Cuando uno recuerda los felices días de lectura de nuestra infancia, que nuestro padre restringía a un capítulo de Julio Verne por día, porque de lo contrario dejaríamos de comer y de dormir, la idea que tiene Bloom de la lectura parece, en vez de aquel sueño de felicidad, una pesadilla de la que querríamos despertar.

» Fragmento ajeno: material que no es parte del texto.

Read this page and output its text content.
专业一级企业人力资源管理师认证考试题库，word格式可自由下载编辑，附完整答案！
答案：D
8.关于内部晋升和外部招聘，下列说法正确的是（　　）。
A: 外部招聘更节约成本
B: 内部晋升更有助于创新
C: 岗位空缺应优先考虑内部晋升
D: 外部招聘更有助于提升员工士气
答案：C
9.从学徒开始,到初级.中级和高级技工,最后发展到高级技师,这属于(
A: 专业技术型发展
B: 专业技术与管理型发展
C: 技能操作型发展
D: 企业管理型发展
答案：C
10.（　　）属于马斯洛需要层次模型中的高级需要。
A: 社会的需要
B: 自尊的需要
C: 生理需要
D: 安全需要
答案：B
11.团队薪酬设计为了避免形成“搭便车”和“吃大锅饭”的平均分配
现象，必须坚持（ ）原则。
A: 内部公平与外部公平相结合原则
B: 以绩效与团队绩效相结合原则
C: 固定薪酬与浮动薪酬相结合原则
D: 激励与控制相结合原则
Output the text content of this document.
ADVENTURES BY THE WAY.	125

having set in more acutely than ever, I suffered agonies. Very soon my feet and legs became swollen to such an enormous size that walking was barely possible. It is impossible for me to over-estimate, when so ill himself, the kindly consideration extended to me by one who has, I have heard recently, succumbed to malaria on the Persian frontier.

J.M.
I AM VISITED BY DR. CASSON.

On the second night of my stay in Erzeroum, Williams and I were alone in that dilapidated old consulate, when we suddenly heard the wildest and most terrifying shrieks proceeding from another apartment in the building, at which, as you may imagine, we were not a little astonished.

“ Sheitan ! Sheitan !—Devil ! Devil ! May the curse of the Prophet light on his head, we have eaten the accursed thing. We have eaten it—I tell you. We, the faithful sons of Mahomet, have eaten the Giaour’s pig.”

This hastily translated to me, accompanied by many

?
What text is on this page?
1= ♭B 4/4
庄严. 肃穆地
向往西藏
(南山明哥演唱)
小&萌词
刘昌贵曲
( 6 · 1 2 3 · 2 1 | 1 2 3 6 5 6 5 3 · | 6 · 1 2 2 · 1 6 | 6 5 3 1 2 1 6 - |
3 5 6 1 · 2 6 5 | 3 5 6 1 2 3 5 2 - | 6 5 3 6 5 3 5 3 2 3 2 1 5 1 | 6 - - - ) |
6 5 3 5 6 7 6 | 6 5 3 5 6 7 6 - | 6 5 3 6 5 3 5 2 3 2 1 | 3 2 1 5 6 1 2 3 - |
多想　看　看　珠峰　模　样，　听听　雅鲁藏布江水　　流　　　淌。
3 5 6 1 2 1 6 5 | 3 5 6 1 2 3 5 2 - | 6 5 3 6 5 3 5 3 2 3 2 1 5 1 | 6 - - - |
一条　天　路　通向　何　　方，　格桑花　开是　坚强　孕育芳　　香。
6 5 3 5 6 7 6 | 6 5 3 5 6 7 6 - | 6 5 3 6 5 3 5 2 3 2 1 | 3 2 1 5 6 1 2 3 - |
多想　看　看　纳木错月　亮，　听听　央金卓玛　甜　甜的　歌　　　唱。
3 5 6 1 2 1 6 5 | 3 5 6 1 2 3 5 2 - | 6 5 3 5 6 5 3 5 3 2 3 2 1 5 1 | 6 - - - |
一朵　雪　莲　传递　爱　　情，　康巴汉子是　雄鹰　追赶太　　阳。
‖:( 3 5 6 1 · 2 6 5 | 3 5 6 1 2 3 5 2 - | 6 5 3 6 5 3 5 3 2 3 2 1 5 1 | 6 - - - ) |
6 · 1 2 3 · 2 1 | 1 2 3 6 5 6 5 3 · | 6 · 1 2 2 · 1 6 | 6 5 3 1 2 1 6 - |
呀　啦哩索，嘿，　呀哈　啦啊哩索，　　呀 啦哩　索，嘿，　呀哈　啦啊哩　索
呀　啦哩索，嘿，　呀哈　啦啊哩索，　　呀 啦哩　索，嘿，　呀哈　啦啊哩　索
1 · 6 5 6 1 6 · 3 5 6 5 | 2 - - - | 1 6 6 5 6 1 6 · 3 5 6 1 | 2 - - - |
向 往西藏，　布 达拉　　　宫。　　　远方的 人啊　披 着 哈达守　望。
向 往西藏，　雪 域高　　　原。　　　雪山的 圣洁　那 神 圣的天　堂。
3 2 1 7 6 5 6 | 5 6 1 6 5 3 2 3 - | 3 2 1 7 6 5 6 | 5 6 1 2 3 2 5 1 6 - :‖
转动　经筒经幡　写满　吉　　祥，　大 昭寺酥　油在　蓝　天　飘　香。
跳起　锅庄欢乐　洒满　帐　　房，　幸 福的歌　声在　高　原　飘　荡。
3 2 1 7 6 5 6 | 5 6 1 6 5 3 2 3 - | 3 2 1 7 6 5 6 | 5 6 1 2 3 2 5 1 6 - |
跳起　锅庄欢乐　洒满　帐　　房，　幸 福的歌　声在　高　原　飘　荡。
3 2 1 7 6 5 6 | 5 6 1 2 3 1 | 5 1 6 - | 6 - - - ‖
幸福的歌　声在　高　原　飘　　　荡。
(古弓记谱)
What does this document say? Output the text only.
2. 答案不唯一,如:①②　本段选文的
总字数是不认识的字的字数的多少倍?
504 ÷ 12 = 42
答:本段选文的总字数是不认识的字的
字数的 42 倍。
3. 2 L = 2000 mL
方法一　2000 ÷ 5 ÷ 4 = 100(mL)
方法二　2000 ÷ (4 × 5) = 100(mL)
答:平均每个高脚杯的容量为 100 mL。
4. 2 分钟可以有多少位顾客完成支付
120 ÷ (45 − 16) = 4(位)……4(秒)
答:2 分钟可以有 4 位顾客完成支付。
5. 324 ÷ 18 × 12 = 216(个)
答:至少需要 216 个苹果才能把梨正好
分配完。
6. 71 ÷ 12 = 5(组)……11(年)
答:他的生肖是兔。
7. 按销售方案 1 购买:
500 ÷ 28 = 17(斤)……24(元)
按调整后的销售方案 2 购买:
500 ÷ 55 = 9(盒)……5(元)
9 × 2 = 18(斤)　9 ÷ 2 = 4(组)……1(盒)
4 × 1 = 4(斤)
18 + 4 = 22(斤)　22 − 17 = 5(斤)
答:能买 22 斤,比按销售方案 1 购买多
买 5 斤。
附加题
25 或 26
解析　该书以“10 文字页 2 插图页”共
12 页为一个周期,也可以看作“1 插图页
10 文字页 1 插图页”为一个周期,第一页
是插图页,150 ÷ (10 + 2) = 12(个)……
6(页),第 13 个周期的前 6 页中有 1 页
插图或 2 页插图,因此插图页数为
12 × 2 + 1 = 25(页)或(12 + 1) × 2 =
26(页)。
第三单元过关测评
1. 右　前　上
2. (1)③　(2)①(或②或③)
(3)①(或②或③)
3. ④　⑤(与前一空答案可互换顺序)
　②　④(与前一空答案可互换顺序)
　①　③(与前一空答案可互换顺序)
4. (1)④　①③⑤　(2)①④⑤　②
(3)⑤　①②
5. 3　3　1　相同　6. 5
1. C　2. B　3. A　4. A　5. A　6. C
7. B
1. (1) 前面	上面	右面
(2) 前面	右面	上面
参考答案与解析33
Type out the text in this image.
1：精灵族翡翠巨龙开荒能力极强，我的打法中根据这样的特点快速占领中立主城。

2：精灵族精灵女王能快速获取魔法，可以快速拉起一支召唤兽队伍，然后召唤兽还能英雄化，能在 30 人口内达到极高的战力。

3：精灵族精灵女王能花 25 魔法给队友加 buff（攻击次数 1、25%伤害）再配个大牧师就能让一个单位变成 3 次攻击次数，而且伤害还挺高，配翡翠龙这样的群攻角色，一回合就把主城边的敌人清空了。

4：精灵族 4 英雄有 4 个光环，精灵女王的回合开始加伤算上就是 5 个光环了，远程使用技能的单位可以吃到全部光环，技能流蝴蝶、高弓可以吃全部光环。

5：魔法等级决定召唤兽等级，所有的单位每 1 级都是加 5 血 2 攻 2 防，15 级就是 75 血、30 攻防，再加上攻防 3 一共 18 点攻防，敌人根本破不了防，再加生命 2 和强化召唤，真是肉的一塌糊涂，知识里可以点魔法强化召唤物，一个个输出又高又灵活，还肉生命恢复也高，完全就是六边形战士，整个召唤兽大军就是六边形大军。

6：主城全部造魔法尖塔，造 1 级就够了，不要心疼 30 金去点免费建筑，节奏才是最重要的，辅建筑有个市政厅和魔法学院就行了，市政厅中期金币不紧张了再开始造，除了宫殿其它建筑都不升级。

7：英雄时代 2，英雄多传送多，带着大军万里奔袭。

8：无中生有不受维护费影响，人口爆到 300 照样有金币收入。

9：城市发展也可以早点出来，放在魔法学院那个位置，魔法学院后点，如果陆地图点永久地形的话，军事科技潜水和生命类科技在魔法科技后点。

El desdichado Bloom comenta a los comentaristas, nos trasmite su agonía porque nunca podrá leerlo todo y más aún porque habrá por allí críticos de izquierda, formados para peor en sus aulas, que van a enjuiciar su obra… neurosis estrictamente contemporánea, que posterga el necesario pensamiento en tanto no obtengamos todos los datos, balumba que, ya se sabe, no podrá lograrse jamás pero que justifica la abdicación del pensamiento en beneficio del marasmo informático y el despilfarro en publicidad.

Desconcierto, confusión, precipitación: estas tres palabras, que definen parte de la historia y la literatura de hoy, definen también el carácter general de nuestro teatro: la globalización ha llegado hasta nuestro escondrijo.

 

79 espectáculos nacionales

Hemos visto este año sesenta y nueve espectáculos nacionales. De ellos son la excepción, y desde ya diremos que son los mejores, aquellos en los que el autor ha tenido una idea clara de lo que se propuso hacer y aun tuvo la lucidez de saber que los medios a su alcance eran los adecuados para realizarlo, ya fueren estos medios su propio talento de escritor, el elenco de actores disponible y los auxilios materiales a su alcance.

No discutimos, por ahora, el valor objetivo de las realizaciones; sólo enunciamos los dos primeros problemas que se plantea, lo quiera o no, todo artista ante la página blanca.

Primero, saber qué se propone; segundo, cómo va a realizarlo. Parece simple, pero hay serios indicios de que la mayoría de las obras pasó demasiado rápidamente por este proceso previo de reflexión.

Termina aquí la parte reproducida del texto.